When you think about this digitization, and smarter devices, and more sensors creating more information…say I’m an oil company drilling a well, and I have that well sensor-ed in many different ways. I can process that in real time, on the edge, with no latency, to slow down the drill bit or speed it up. That’s real stuff today. Or, the ability to look at buildings more intelligently and make tweaks in real time for temperature or water. Or what we’re going to sensor-ize in the manufacturing process.

There will be a lot of data to go through. Think about how much data, and how many sensors, an autonomous car has to know where the heck it’s at? Everything is going to the cloud right? Not a chance! Do you really want latency to figure out if a deer just jumped in front of the car? You’re going to want to be able to process that in real time to take the appropriate action.

These are some of the big macro trends coming our way. The Internet of Things really means a bunch of decentralized data are going to be created that ultimately has to be processed and stored and done something with. We’re going to live in a multi-cloud world with more work moving to the edge because you can’t afford latency.

This is really driving where we’re putting our R&D.
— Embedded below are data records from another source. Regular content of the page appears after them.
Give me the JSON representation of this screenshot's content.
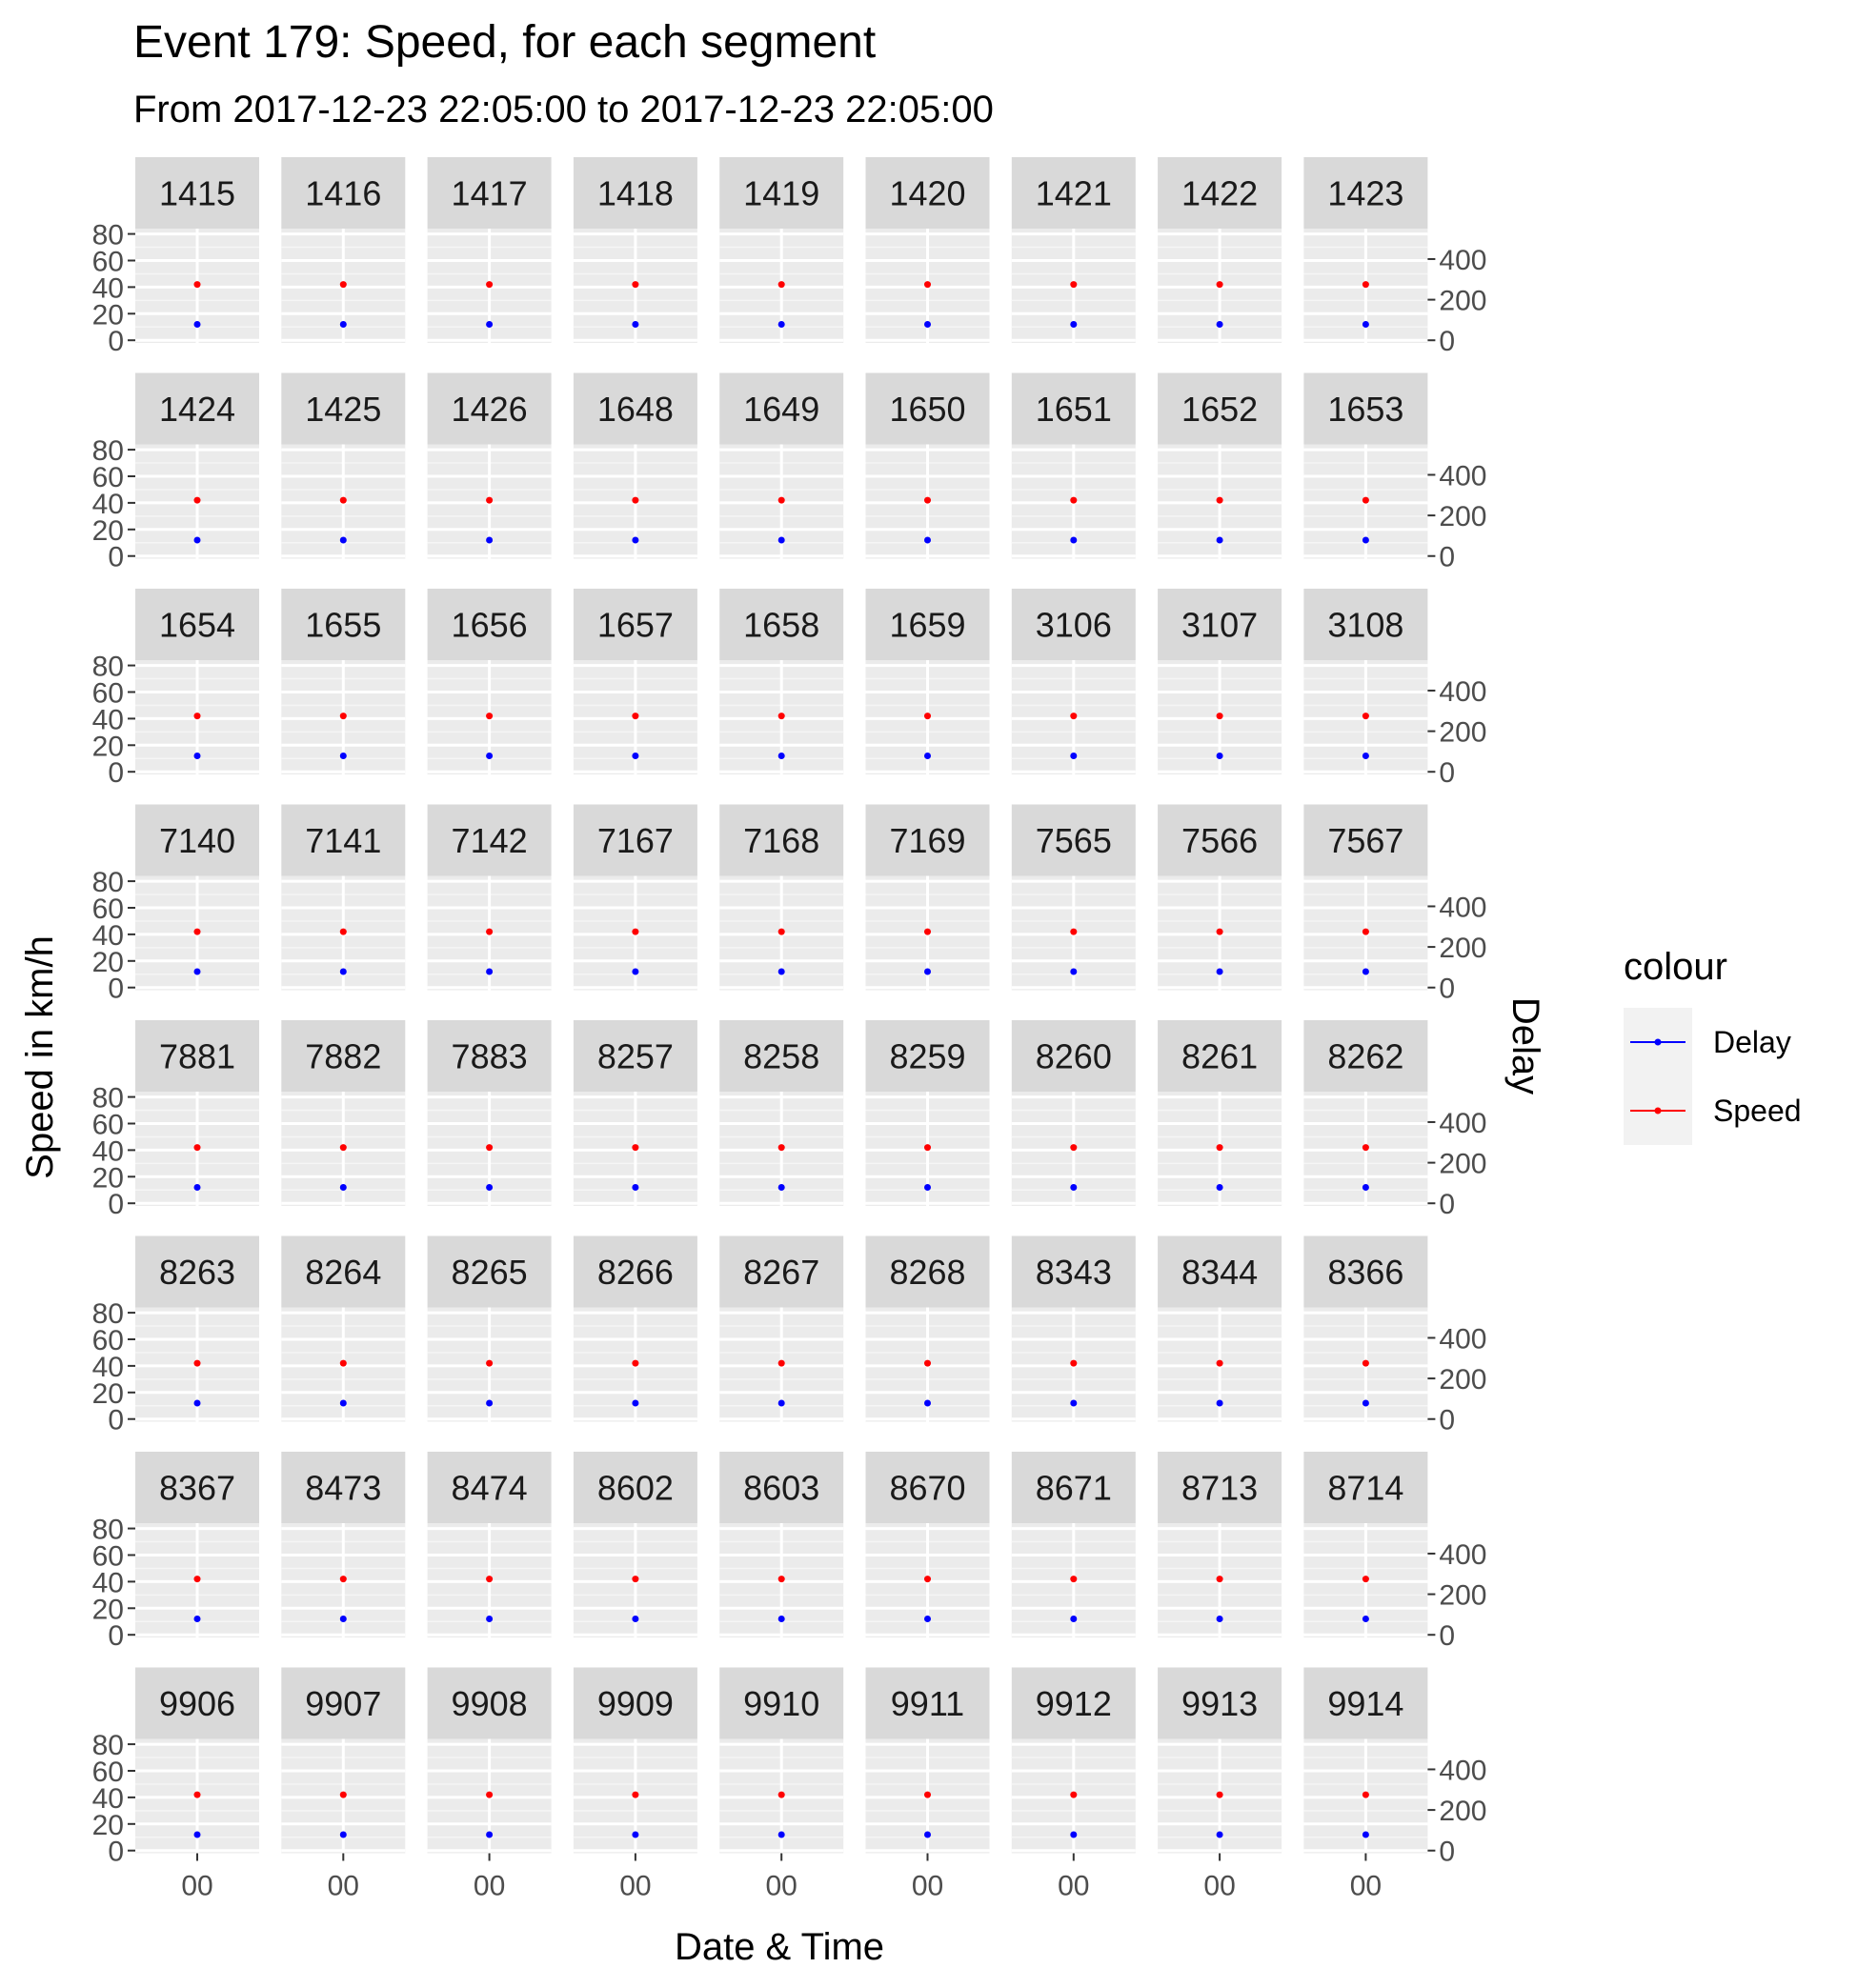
{
  "chart_data": {
    "type": "scatter",
    "title": "Event 179: Speed, for each segment",
    "subtitle": "From 2017-12-23 22:05:00 to 2017-12-23 22:05:00",
    "xlabel": "Date & Time",
    "ylabel": "Speed in km/h",
    "y2label": "Delay",
    "x_tick_label": "00",
    "y_ticks": [
      0,
      20,
      40,
      60,
      80
    ],
    "ylim": [
      -2,
      84
    ],
    "y2_ticks": [
      0,
      200,
      400
    ],
    "y2lim": [
      -13,
      550
    ],
    "grid": true,
    "legend": {
      "title": "colour",
      "position": "right",
      "entries": [
        {
          "name": "Delay",
          "color": "#0000ff"
        },
        {
          "name": "Speed",
          "color": "#ff0000"
        }
      ]
    },
    "panels": [
      "1415",
      "1416",
      "1417",
      "1418",
      "1419",
      "1420",
      "1421",
      "1422",
      "1423",
      "1424",
      "1425",
      "1426",
      "1648",
      "1649",
      "1650",
      "1651",
      "1652",
      "1653",
      "1654",
      "1655",
      "1656",
      "1657",
      "1658",
      "1659",
      "3106",
      "3107",
      "3108",
      "7140",
      "7141",
      "7142",
      "7167",
      "7168",
      "7169",
      "7565",
      "7566",
      "7567",
      "7881",
      "7882",
      "7883",
      "8257",
      "8258",
      "8259",
      "8260",
      "8261",
      "8262",
      "8263",
      "8264",
      "8265",
      "8266",
      "8267",
      "8268",
      "8343",
      "8344",
      "8366",
      "8367",
      "8473",
      "8474",
      "8602",
      "8603",
      "8670",
      "8671",
      "8713",
      "8714",
      "9906",
      "9907",
      "9908",
      "9909",
      "9910",
      "9911",
      "9912",
      "9913",
      "9914"
    ],
    "series": [
      {
        "name": "Speed",
        "color": "#ff0000",
        "value_each_panel": 42
      },
      {
        "name": "Delay",
        "color": "#0000ff",
        "value_each_panel": 12
      }
    ]
  }
}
Do you feel that companies are ready?

Our research would tell us that more than half of the industry’s organizations aren’t ready today. They have outdated technology. They can’t work fast enough. They can’t handle the data that’s coming. They’re challenged by privacy and security concerns around this data. So no, I don’t think they’re ready. We have to modernize. You’re going to need a modern datacenter and modern infrastructure to be able to deal with this. Otherwise I think you’re going to struggle.

Why are so many behind? Is it a lack of knowledge? Resources? As a tech provider, you have every incentive of saying that they are. But if they are, don’t they know it?

Many are in different stages of their digital journey, coupled with what you said. The prime catalyst is where they are competitively. Have they come to the conclusion that modern applications and data is where you drive business value? Do they moved from a perception of IT as a cost center to IT as a competitive advantage from which to drive differentiated value for their business and customers? Those who’ve embraced that are pressing us. Those who are working through that, we’re helping them do so.

You’re going to have to invest in new architecture that takes advantage of state-of-the-art technologies. Game on.